As an officer in the Air Force Reserve, Alvin Yorkunas volunteered for active service during the Korean War and was accepted on April 15, 1951. Closing up his Tampa home and putting the Yorkunas Agency on hold, Al moved his family to Omaha, Nebraska where he was assigned to Strategic Air Command (SAC) headquarters at Offut Air Force Base. Curtis LeMay, Yorkunas’ old commander from 20th Air Force days in the Pacific and now SAC commanding general, was building the U.S. Air Force’s bomber fleet into an effective nuclear deterrent for the Cold War era. Yorkunas served as chief of the Presentation Branch of SAC’s Control Division, with responsibility for the information presentation systems and visual aids used by the SAC commander, vice-commander, and director of operations. The graphics and presentations Yorkunas created were used in briefings for the Department of Defense secretaries, Senate Armed Forces Committee, and Joint Chiefs of Staff.

From February 7 to 21, 1952 Yorkunas accompanied Major General J. B. Montgomery on an inspection tour of SAC bases as a member of the general’s staff. The trip covered 11,850 miles in 14 days, taking the inspection party from Omaha to London, Paris, French Morocco and back. He chronicled the trip in “Seat 19,” an illustrated daily record he wrote for Mary Ann. The title came from his seat number on the C-97 Stratofreighter used for the trip.
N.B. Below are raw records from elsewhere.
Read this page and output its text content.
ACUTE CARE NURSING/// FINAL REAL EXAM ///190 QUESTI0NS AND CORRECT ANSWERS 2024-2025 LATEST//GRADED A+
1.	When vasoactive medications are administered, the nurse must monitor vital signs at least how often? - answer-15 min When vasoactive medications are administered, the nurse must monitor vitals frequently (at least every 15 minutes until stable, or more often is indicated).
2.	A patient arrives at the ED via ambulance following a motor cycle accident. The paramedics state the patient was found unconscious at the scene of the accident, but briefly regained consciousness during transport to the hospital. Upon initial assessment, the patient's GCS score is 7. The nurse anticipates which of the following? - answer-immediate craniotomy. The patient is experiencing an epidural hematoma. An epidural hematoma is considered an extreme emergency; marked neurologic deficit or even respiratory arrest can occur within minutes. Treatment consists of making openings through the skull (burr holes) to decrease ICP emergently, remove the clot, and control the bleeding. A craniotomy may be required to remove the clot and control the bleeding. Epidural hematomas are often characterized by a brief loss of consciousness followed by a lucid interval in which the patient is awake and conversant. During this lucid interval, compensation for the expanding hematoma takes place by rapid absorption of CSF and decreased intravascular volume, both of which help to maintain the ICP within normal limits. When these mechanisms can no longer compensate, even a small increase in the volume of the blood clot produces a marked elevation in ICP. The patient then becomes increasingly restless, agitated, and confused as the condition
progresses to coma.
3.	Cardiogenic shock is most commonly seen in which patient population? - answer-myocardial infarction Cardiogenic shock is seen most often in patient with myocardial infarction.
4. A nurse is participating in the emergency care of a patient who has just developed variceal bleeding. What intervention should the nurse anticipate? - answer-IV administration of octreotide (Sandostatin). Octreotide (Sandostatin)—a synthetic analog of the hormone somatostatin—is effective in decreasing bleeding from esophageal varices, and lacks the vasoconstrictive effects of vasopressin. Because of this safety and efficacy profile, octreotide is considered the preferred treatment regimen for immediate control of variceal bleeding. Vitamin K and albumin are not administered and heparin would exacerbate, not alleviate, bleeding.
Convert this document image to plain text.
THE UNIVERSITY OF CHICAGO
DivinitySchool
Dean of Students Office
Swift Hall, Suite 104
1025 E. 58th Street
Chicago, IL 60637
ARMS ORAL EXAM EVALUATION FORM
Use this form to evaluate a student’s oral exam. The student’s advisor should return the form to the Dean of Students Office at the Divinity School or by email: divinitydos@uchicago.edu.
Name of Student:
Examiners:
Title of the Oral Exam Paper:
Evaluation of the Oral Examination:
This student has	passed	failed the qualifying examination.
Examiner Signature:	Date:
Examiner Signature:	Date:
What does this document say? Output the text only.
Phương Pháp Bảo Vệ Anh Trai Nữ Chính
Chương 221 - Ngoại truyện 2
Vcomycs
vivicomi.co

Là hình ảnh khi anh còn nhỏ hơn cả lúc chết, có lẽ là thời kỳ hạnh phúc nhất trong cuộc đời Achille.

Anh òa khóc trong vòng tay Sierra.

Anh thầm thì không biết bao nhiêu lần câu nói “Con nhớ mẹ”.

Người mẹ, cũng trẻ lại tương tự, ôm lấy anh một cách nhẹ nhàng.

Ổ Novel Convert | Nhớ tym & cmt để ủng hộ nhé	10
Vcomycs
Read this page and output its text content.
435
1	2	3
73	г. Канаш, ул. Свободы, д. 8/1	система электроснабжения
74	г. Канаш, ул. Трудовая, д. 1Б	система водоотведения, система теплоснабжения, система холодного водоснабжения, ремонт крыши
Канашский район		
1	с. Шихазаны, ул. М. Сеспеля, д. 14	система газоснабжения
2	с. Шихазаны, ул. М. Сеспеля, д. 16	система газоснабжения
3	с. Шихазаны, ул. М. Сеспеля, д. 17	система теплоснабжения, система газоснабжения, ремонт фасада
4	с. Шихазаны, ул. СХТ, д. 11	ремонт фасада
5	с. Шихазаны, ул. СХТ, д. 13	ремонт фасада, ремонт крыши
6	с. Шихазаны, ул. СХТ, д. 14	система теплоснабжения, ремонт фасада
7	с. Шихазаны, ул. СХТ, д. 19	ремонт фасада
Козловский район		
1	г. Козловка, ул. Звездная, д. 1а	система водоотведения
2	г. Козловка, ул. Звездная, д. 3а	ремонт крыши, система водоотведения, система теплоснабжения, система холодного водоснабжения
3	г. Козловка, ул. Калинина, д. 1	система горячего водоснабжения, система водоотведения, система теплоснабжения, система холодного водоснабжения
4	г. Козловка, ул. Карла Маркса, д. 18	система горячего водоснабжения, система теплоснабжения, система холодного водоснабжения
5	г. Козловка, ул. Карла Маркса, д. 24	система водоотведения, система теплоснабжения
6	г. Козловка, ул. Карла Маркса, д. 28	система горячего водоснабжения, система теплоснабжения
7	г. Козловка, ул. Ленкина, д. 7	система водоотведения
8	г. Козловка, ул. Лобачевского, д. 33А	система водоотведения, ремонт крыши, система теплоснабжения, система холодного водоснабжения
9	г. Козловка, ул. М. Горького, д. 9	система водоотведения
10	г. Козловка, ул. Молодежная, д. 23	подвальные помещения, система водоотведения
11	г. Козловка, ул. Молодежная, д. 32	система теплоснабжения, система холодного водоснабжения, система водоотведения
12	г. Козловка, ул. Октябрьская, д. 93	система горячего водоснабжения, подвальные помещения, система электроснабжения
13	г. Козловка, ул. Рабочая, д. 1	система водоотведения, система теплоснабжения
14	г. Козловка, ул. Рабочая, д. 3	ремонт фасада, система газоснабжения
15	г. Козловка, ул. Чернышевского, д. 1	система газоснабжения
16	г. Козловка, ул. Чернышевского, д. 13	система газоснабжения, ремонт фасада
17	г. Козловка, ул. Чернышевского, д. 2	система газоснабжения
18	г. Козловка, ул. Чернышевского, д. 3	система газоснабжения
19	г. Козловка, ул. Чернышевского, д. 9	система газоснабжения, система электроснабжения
Yorkunas was promoted to lieutenant colonel while serving with SAC, and the Department of the Air Force recognized his notable contributions by awarding him its Commendation Ribbon. Although his military career prospered, Yorkunas was increasingly troubled by his role in helping prepare for nuclear war, particularly with the idea of unleashing atomic bombs on his parents’ Lithuanian homeland, forcibly annexed by the Soviet Union in 1940. He decided not to reenlist when his tour of duty ended, and on January 31, 1954 he returned to civilian life.

From 1951 to 1954 the Yorkunas Advertising Agency was dormant, existing only on paper in Mary Ann’s record books. When he returned to Tampa in 1954, Yorkunas resumed his advertising work. Alvin Yorkunas was also active in Tampa business and civic affairs, serving as president of the Tampa Advertising Club, a director of the local Red Cross chapter, and a prominent member of the Kiwanis Club of Palma Ceia. He served as a trustee for the University of Tampa from 1950 to 1970, and as Trustee Emeritus thereafter. Following Alvin’s death on December 10, 1994 Mary Ann closed Yorkunas Advertising. She subsequently lived in retirement at the South Tampa home she and Al had purchased in 1940 until her own death at age 90 on January 19, 2008.